Il centrosinistra non può limitarsi ad indicare soluzioni tattiche alle difficoltà attuali: occorre che una sinistra in grado di interpretare la modernità sappia dare al Paese il senso della necessità e dell’utilità di un comune impegno per un’opera riformatrice e di ricostruzione, rivolta allo sviluppo civile, economico e sociale della nostra democrazia, ed improntata alla libertà, all’equità, alla coesione sociale e territoriale.
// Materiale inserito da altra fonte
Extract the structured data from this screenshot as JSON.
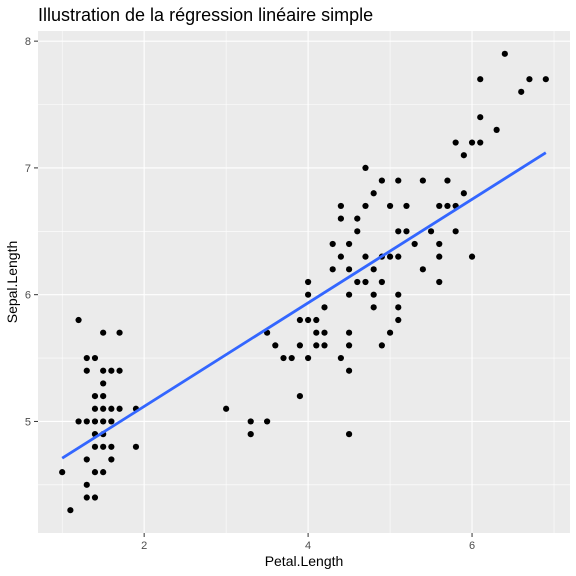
{
  "colors": {
    "panel_background": "#ebebeb",
    "grid_major": "#ffffff",
    "point": "#000000",
    "regression_line": "#3366ff"
  },
  "chart_data": {
    "type": "scatter",
    "title": "Illustration de la régression linéaire simple",
    "xlabel": "Petal.Length",
    "ylabel": "Sepal.Length",
    "xlim": [
      0.705,
      7.195
    ],
    "ylim": [
      4.12,
      8.08
    ],
    "x_ticks": [
      2,
      4,
      6
    ],
    "y_ticks": [
      5,
      6,
      7,
      8
    ],
    "x_tick_labels": [
      "2",
      "4",
      "6"
    ],
    "y_tick_labels": [
      "5",
      "6",
      "7",
      "8"
    ],
    "grid": true,
    "points": [
      [
        1.0,
        4.6
      ],
      [
        1.1,
        4.3
      ],
      [
        1.2,
        5.8
      ],
      [
        1.2,
        5.0
      ],
      [
        1.3,
        5.5
      ],
      [
        1.3,
        5.4
      ],
      [
        1.3,
        5.0
      ],
      [
        1.3,
        4.7
      ],
      [
        1.3,
        4.5
      ],
      [
        1.3,
        4.4
      ],
      [
        1.4,
        5.5
      ],
      [
        1.4,
        5.2
      ],
      [
        1.4,
        5.1
      ],
      [
        1.4,
        5.0
      ],
      [
        1.4,
        4.9
      ],
      [
        1.4,
        4.8
      ],
      [
        1.4,
        4.6
      ],
      [
        1.4,
        4.4
      ],
      [
        1.5,
        5.7
      ],
      [
        1.5,
        5.4
      ],
      [
        1.5,
        5.3
      ],
      [
        1.5,
        5.2
      ],
      [
        1.5,
        5.1
      ],
      [
        1.5,
        5.0
      ],
      [
        1.5,
        4.9
      ],
      [
        1.5,
        4.8
      ],
      [
        1.5,
        4.6
      ],
      [
        1.6,
        5.4
      ],
      [
        1.6,
        5.1
      ],
      [
        1.6,
        5.0
      ],
      [
        1.6,
        4.8
      ],
      [
        1.6,
        4.7
      ],
      [
        1.7,
        5.7
      ],
      [
        1.7,
        5.4
      ],
      [
        1.7,
        5.1
      ],
      [
        1.9,
        5.1
      ],
      [
        1.9,
        4.8
      ],
      [
        3.0,
        5.1
      ],
      [
        3.3,
        5.0
      ],
      [
        3.3,
        4.9
      ],
      [
        3.5,
        5.7
      ],
      [
        3.5,
        5.0
      ],
      [
        3.6,
        5.6
      ],
      [
        3.7,
        5.5
      ],
      [
        3.8,
        5.5
      ],
      [
        3.9,
        5.8
      ],
      [
        3.9,
        5.6
      ],
      [
        3.9,
        5.2
      ],
      [
        4.0,
        6.1
      ],
      [
        4.0,
        6.0
      ],
      [
        4.0,
        5.8
      ],
      [
        4.0,
        5.5
      ],
      [
        4.1,
        5.8
      ],
      [
        4.1,
        5.7
      ],
      [
        4.1,
        5.6
      ],
      [
        4.2,
        5.9
      ],
      [
        4.2,
        5.7
      ],
      [
        4.2,
        5.6
      ],
      [
        4.3,
        6.4
      ],
      [
        4.3,
        6.2
      ],
      [
        4.4,
        6.7
      ],
      [
        4.4,
        6.6
      ],
      [
        4.4,
        6.3
      ],
      [
        4.4,
        5.5
      ],
      [
        4.5,
        6.4
      ],
      [
        4.5,
        6.2
      ],
      [
        4.5,
        6.0
      ],
      [
        4.5,
        5.7
      ],
      [
        4.5,
        5.6
      ],
      [
        4.5,
        5.4
      ],
      [
        4.5,
        4.9
      ],
      [
        4.6,
        6.6
      ],
      [
        4.6,
        6.5
      ],
      [
        4.6,
        6.1
      ],
      [
        4.7,
        7.0
      ],
      [
        4.7,
        6.7
      ],
      [
        4.7,
        6.3
      ],
      [
        4.7,
        6.1
      ],
      [
        4.8,
        6.8
      ],
      [
        4.8,
        6.2
      ],
      [
        4.8,
        6.0
      ],
      [
        4.8,
        5.9
      ],
      [
        4.9,
        6.9
      ],
      [
        4.9,
        6.3
      ],
      [
        4.9,
        6.1
      ],
      [
        4.9,
        5.6
      ],
      [
        5.0,
        6.7
      ],
      [
        5.0,
        6.3
      ],
      [
        5.0,
        5.7
      ],
      [
        5.1,
        6.9
      ],
      [
        5.1,
        6.5
      ],
      [
        5.1,
        6.3
      ],
      [
        5.1,
        6.0
      ],
      [
        5.1,
        5.9
      ],
      [
        5.1,
        5.8
      ],
      [
        5.2,
        6.7
      ],
      [
        5.2,
        6.5
      ],
      [
        5.3,
        6.4
      ],
      [
        5.4,
        6.9
      ],
      [
        5.4,
        6.2
      ],
      [
        5.5,
        6.5
      ],
      [
        5.6,
        6.7
      ],
      [
        5.6,
        6.4
      ],
      [
        5.6,
        6.3
      ],
      [
        5.6,
        6.1
      ],
      [
        5.7,
        6.9
      ],
      [
        5.7,
        6.7
      ],
      [
        5.8,
        7.2
      ],
      [
        5.8,
        6.7
      ],
      [
        5.8,
        6.5
      ],
      [
        5.9,
        7.1
      ],
      [
        5.9,
        6.8
      ],
      [
        6.0,
        7.2
      ],
      [
        6.0,
        6.3
      ],
      [
        6.1,
        7.7
      ],
      [
        6.1,
        7.4
      ],
      [
        6.1,
        7.2
      ],
      [
        6.3,
        7.3
      ],
      [
        6.4,
        7.9
      ],
      [
        6.6,
        7.6
      ],
      [
        6.7,
        7.7
      ],
      [
        6.9,
        7.7
      ]
    ],
    "regression_line": {
      "x": [
        1.0,
        6.9
      ],
      "y": [
        4.71,
        7.12
      ]
    }
  }
}
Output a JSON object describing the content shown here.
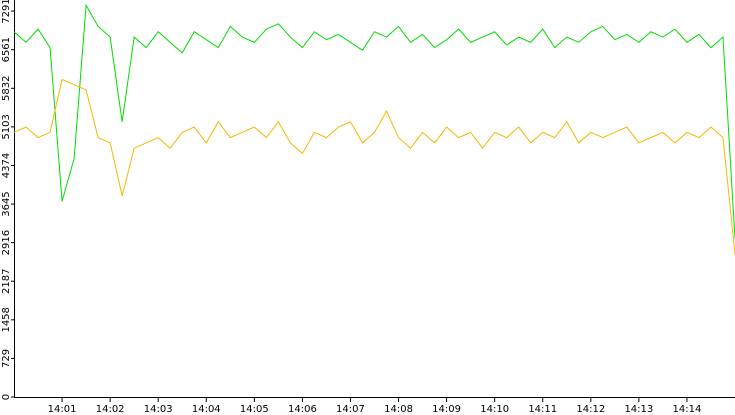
{
  "chart_data": {
    "type": "line",
    "x": [
      840,
      840.25,
      840.5,
      840.75,
      841,
      841.25,
      841.5,
      841.75,
      842,
      842.25,
      842.5,
      842.75,
      843,
      843.25,
      843.5,
      843.75,
      844,
      844.25,
      844.5,
      844.75,
      845,
      845.25,
      845.5,
      845.75,
      846,
      846.25,
      846.5,
      846.75,
      847,
      847.25,
      847.5,
      847.75,
      848,
      848.25,
      848.5,
      848.75,
      849,
      849.25,
      849.5,
      849.75,
      850,
      850.25,
      850.5,
      850.75,
      851,
      851.25,
      851.5,
      851.75,
      852,
      852.25,
      852.5,
      852.75,
      853,
      853.25,
      853.5,
      853.75,
      854,
      854.25,
      854.5,
      854.75,
      855
    ],
    "series": [
      {
        "color": "#00dd00",
        "values": [
          6900,
          6700,
          6950,
          6600,
          3700,
          4500,
          7400,
          7000,
          6800,
          5200,
          6800,
          6600,
          6900,
          6700,
          6500,
          6900,
          6750,
          6600,
          7000,
          6800,
          6700,
          6950,
          7050,
          6800,
          6600,
          6900,
          6750,
          6850,
          6700,
          6550,
          6900,
          6800,
          7000,
          6700,
          6850,
          6600,
          6750,
          6950,
          6700,
          6800,
          6900,
          6650,
          6800,
          6700,
          6950,
          6600,
          6800,
          6700,
          6900,
          7000,
          6750,
          6850,
          6700,
          6900,
          6800,
          6950,
          6700,
          6850,
          6600,
          6800,
          3000
        ]
      },
      {
        "color": "#f5b800",
        "values": [
          5000,
          5100,
          4900,
          5000,
          6000,
          5900,
          5800,
          4900,
          4800,
          3800,
          4700,
          4800,
          4900,
          4700,
          5000,
          5100,
          4800,
          5200,
          4900,
          5000,
          5100,
          4900,
          5200,
          4800,
          4600,
          5000,
          4900,
          5100,
          5200,
          4800,
          5000,
          5400,
          4900,
          4700,
          5000,
          4800,
          5100,
          4900,
          5000,
          4700,
          5000,
          4900,
          5100,
          4800,
          5000,
          4900,
          5200,
          4800,
          5000,
          4900,
          5000,
          5100,
          4800,
          4900,
          5000,
          4800,
          5000,
          4900,
          5100,
          4900,
          2700
        ]
      }
    ],
    "xlim": [
      840,
      855
    ],
    "xticks": [
      {
        "value": 841,
        "label": "14:01"
      },
      {
        "value": 842,
        "label": "14:02"
      },
      {
        "value": 843,
        "label": "14:03"
      },
      {
        "value": 844,
        "label": "14:04"
      },
      {
        "value": 845,
        "label": "14:05"
      },
      {
        "value": 846,
        "label": "14:06"
      },
      {
        "value": 847,
        "label": "14:07"
      },
      {
        "value": 848,
        "label": "14:08"
      },
      {
        "value": 849,
        "label": "14:09"
      },
      {
        "value": 850,
        "label": "14:10"
      },
      {
        "value": 851,
        "label": "14:11"
      },
      {
        "value": 852,
        "label": "14:12"
      },
      {
        "value": 853,
        "label": "14:13"
      },
      {
        "value": 854,
        "label": "14:14"
      }
    ],
    "ylim": [
      0,
      7500
    ],
    "yticks": [
      0,
      729,
      1458,
      2187,
      2916,
      3645,
      4374,
      5103,
      5832,
      6561,
      7291
    ]
  }
}
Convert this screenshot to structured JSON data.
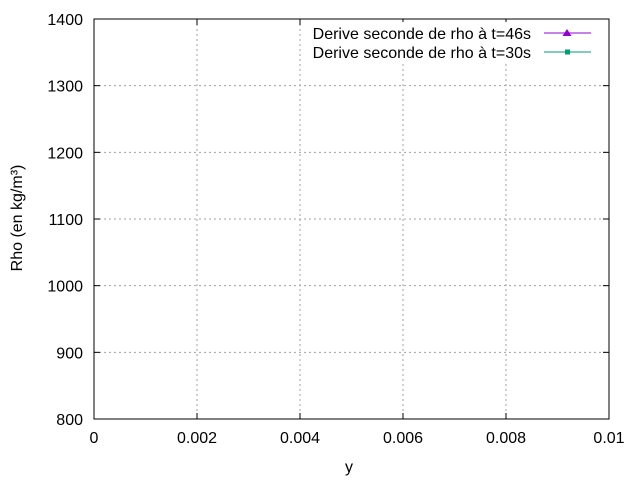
{
  "chart_data": {
    "type": "line",
    "title": "",
    "xlabel": "y",
    "ylabel": "Rho (en kg/m³)",
    "xlim": [
      0,
      0.01
    ],
    "ylim": [
      800,
      1400
    ],
    "x_ticks": [
      {
        "value": 0,
        "label": "0"
      },
      {
        "value": 0.002,
        "label": "0.002"
      },
      {
        "value": 0.004,
        "label": "0.004"
      },
      {
        "value": 0.006,
        "label": "0.006"
      },
      {
        "value": 0.008,
        "label": "0.008"
      },
      {
        "value": 0.01,
        "label": "0.01"
      }
    ],
    "y_ticks": [
      {
        "value": 800,
        "label": "800"
      },
      {
        "value": 900,
        "label": "900"
      },
      {
        "value": 1000,
        "label": "1000"
      },
      {
        "value": 1100,
        "label": "1100"
      },
      {
        "value": 1200,
        "label": "1200"
      },
      {
        "value": 1300,
        "label": "1300"
      },
      {
        "value": 1400,
        "label": "1400"
      }
    ],
    "grid": true,
    "legend_position": "top-right",
    "series": [
      {
        "name": "Derive seconde de rho à t=46s",
        "color": "#9400d3",
        "marker": "triangle",
        "x": [],
        "y": []
      },
      {
        "name": "Derive seconde de rho à t=30s",
        "color": "#009e73",
        "marker": "square",
        "x": [],
        "y": []
      }
    ]
  }
}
Ed occorre che le forze che realmente intendono rimettere in movimento il Paese sappiano coalizzarsi e conquistarne il consenso su questa scommessa.
Una democrazia nella quale una parte risulti vincente per demeriti, indegnità od incapacità dell’altra, e non perchè la propria capacità di proposta venga ritenuta più adeguata di quella altrui, è una democrazia ammalata, che fatalmente involve verso la stagnazione, ed apre la strada al populismo o alla tecnocrazia. E’ quello che in Italia sta avvenendo dal 1994. Oggi, gli elettori hanno detto di NO a Berlusconi: occorre saper trasformare questa presa di coscienza in un SI ad un progetto ed a un’idea di società.
Per rendere possibile questa prospettiva, continuo a ritenere che, come si indicò nel 2008 nelle premesse alla costituzione di Alleanza Lib-Lab, sia necessaria la presenza nel centrosinistra di una forza politica autonoma e fondata sull’incontro “della tradizione laica e democratica, della liberaldemocrazia, del socialismo liberale”.
Oggi questa prospettiva è resa concretamente resa possibile dai rapporti che si sono stabiliti, e che si vanno consolidando, tra il PSI ed una parte del mondo liberale, laico e liberalsocialista che fa capo, appunto, ad Alleanza Lib-Lab, tra cui non pochi dei firmatari dell’appello liberale al voto per Pisapia. E’ questione di volerlo fare.